Re^6: Match typo

by vitoco (Friar)
on Sep 11, 2009 at 18:43 UTC

in reply to Re^5: Match typo
in thread Match typo

$has_publish is always false, change the pattern to /^publication/, but I think that you should also explode that pattern as in $has_date.

Also, I would change the exploded pattern to a scoring one:

my $has_date = grep /d/ + /a/ + /t/ + /e/ >= 3 , @words; my $has_publish = grep /p/+/u/+/b/+/l/+/i/+/c/+/a/+/t/+/o/+/n/ >= +8 , @words;

This would allow any spelling of the word with at least most of the letters (but would match other words from ikegami's list).

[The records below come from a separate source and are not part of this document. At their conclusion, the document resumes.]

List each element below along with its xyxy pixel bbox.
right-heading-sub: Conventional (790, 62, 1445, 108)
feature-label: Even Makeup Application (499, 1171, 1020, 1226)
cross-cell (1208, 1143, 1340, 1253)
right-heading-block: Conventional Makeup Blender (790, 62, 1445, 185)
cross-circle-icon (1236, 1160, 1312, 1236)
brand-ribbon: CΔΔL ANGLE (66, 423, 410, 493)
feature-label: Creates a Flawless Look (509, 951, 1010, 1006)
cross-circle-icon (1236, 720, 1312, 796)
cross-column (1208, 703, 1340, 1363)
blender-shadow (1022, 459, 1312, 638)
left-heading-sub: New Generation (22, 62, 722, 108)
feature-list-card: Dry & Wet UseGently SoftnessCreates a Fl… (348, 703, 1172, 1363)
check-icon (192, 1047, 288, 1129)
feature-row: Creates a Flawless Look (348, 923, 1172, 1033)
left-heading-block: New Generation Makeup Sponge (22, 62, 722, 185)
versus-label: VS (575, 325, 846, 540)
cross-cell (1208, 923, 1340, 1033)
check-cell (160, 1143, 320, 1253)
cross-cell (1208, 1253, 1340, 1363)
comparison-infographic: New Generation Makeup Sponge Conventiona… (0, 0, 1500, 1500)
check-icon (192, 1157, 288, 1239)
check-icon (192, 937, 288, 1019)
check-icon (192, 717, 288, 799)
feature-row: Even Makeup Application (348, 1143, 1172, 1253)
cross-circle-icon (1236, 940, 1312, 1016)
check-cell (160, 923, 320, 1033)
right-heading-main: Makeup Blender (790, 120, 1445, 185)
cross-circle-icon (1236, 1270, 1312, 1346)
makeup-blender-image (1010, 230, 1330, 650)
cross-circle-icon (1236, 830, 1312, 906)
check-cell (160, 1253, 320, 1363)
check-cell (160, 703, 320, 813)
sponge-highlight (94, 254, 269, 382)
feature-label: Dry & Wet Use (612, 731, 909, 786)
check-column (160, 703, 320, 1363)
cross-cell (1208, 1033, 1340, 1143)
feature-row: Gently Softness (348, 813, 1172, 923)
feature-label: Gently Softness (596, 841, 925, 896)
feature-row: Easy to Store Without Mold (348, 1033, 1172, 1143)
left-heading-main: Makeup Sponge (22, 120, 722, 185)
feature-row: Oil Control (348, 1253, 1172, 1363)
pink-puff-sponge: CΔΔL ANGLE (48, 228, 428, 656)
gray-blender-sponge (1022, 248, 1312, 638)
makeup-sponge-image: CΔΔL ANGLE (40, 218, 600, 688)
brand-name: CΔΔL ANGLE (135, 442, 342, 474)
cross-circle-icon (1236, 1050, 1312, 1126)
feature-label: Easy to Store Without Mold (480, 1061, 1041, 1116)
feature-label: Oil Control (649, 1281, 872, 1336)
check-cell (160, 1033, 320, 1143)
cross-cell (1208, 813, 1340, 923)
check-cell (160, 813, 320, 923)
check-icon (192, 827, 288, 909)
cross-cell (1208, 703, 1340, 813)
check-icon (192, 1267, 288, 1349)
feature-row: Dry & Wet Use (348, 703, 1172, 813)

The most important part to me is: I didn't know that an implicit capture is done when matching with g option. I need to read the docs again!!!

BTW, why not to search for the following?

while(<>){ print $_ if /\d\d\-\d\d\-\d\d/; }

I know, I know... Other dates would also match. ;-)

Replies are listed 'Best First'.
Re^7: Match typo
by ikegami (Pope) on Sep 11, 2009 at 19:21 UTC

    $has_publish is always false

    No. Using the OP's very own example,

    while (<DATA>) { chomp; my @words = lc($_) =~ /[a-z-]+/g; # Needs improvement? my $has_date = grep /^d/ && /a/ && /t/ && /e/, @words; my $has_publish = grep /^publish/, @words; print "'$_' matched\n" if $has_date && $has_publish; } __DATA__ The book was published on the date "20-08-2009".
    'The book was published on the date "20-08-2009".' matched

    Also, I would change the exploded pattern to a scoring one:

    I like it, but I disagree with your decision to undo matching the first letter exactly.

    my $has_date = grep /^d/ && (/a/+/t/+/e/) == 3, @words; my $has_publish = grep /^p/ && (/u/+/b/+/l/+/i/+/s/+/h/) >= 5, @words;

      I see, this OP's example, not that one.

      And I disagree with your decision to match the first letter exactly. I think that "the book was upblished on the date" may be considered a common typo, just like "the book wa spublished on the date" or "the book wasp ublished on the date" (i.e. interchange of two consecutive keys when typing).

        I never see anything like the first. People get the first letter right. But I hadn't thought of the space misplacement.